In 1970s Baltimore, fourteen-year-old Mary Jane loves cooking with her mother, singing in her church choir, and enjoying her family’s subscription to the Broadway Showtunes of the Month record club. Shy, quiet, and bookish, she’s glad when she lands a summer job as a nanny for the daughter of a local doctor. A respectable job, Mary Jane’s mother says. In a respectable house.

The house may look respectable on the outside, but inside it’s a literal and figurative mess: clutter on every surface, Impeachment: Now More Than Ever bumper stickers on the doors, cereal and takeout for dinner. And even more troublesome (were Mary Jane’s mother to know, which she does not): the doctor is a psychiatrist who has cleared his summer for one important job—helping a famous rock star dry out. A week after Mary Jane starts, the rock star and his movie star wife move in.
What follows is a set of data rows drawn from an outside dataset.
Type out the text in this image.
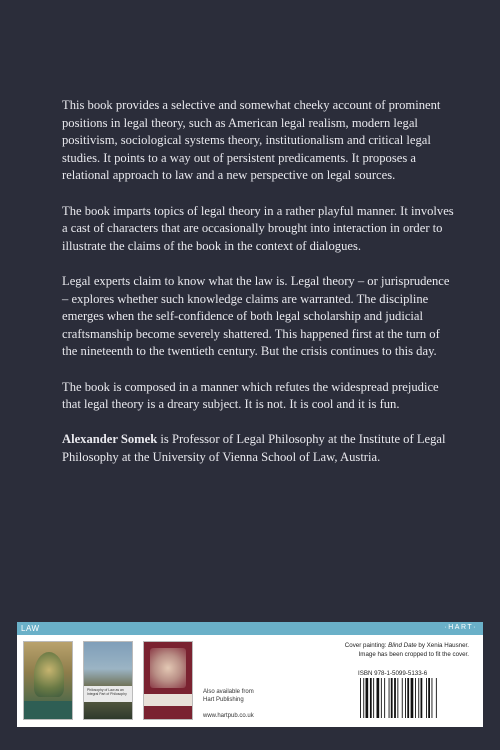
This book provides a selective and somewhat cheeky account of prominent positions in legal theory, such as American legal realism, modern legal positivism, sociological systems theory, institutionalism and critical legal studies. It points to a way out of persistent predicaments. It proposes a relational approach to law and a new perspective on legal sources.

The book imparts topics of legal theory in a rather playful manner. It involves a cast of characters that are occasionally brought into interaction in order to illustrate the claims of the book in the context of dialogues.

Legal experts claim to know what the law is. Legal theory – or jurisprudence – explores whether such knowledge claims are warranted. The discipline emerges when the self-confidence of both legal scholarship and judicial craftsmanship become severely shattered. This happened first at the turn of the nineteenth to the twentieth century. But the crisis continues to this day.

The book is composed in a manner which refutes the widespread prejudice that legal theory is a dreary subject. It is not. It is cool and it is fun.

Alexander Somek is Professor of Legal Philosophy at the Institute of Legal Philosophy at the University of Vienna School of Law, Austria.

LAW	·HART·
Philosophy of Law as an Integral Part of Philosophy	Also available from
Hart Publishing
www.hartpub.co.uk
Cover painting: Blind Date by Xenia Hausner.
Image has been cropped to fit the cover.
ISBN 978-1-5099-5133-6
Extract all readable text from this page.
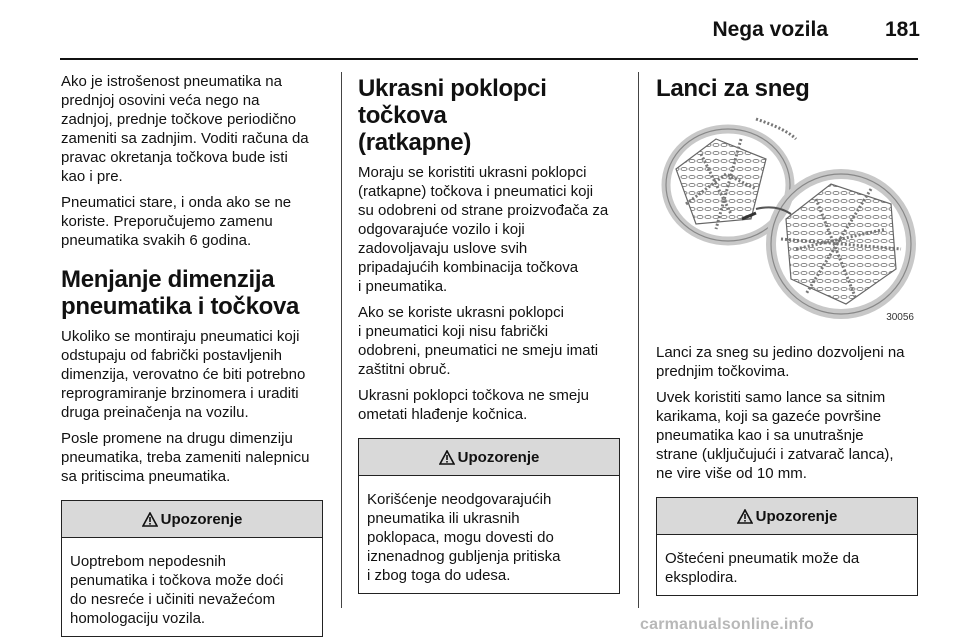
Nega vozila	181

Ako je istrošenost pneumatika na
prednjoj osovini veća nego na
zadnjoj, prednje točkove periodično
zameniti sa zadnjim. Voditi računa da
pravac okretanja točkova bude isti
kao i pre.

Pneumatici stare, i onda ako se ne
koriste. Preporučujemo zamenu
pneumatika svakih 6 godina.

Menjanje dimenzija
pneumatika i točkova

Ukoliko se montiraju pneumatici koji
odstupaju od fabrički postavljenih
dimenzija, verovatno će biti potrebno
reprogramiranje brzinomera i uraditi
druga preinačenja na vozilu.

Posle promene na drugu dimenziju
pneumatika, treba zameniti nalepnicu
sa pritiscima pneumatika.

Upozorenje
Uoptrebom nepodesnih
penumatika i točkova može doći
do nesreće i učiniti nevažećom
homologaciju vozila.
Ukrasni poklopci točkova
(ratkapne)

Moraju se koristiti ukrasni poklopci
(ratkapne) točkova i pneumatici koji
su odobreni od strane proizvođača za
odgovarajuće vozilo i koji
zadovoljavaju uslove svih
pripadajućih kombinacija točkova
i pneumatika.

Ako se koriste ukrasni poklopci
i pneumatici koji nisu fabrički
odobreni, pneumatici ne smeju imati
zaštitni obruč.

Ukrasni poklopci točkova ne smeju
ometati hlađenje kočnica.

Upozorenje
Korišćenje neodgovarajućih
pneumatika ili ukrasnih
poklopaca, mogu dovesti do
iznenadnog gubljenja pritiska
i zbog toga do udesa.
Lanci za sneg
30056

Lanci za sneg su jedino dozvoljeni na
prednjim točkovima.

Uvek koristiti samo lance sa sitnim
karikama, koji sa gazeće površine
pneumatika kao i sa unutrašnje
strane (uključujući i zatvarač lanca),
ne vire više od 10 mm.

Upozorenje
Oštećeni pneumatik može da
eksplodira.
carmanualsonline.info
Over the course of the summer, Mary Jane introduces her new household to crisply ironed clothes and a family dinner schedule, and has a front-row seat to a liberal world of sex, drugs, and rock and roll (not to mention group therapy). Caught between the lifestyle she’s always known and the future she’s only just realized is possible, Mary Jane will arrive at September with a new idea about what she wants out of life, and what kind of person she’s going to be."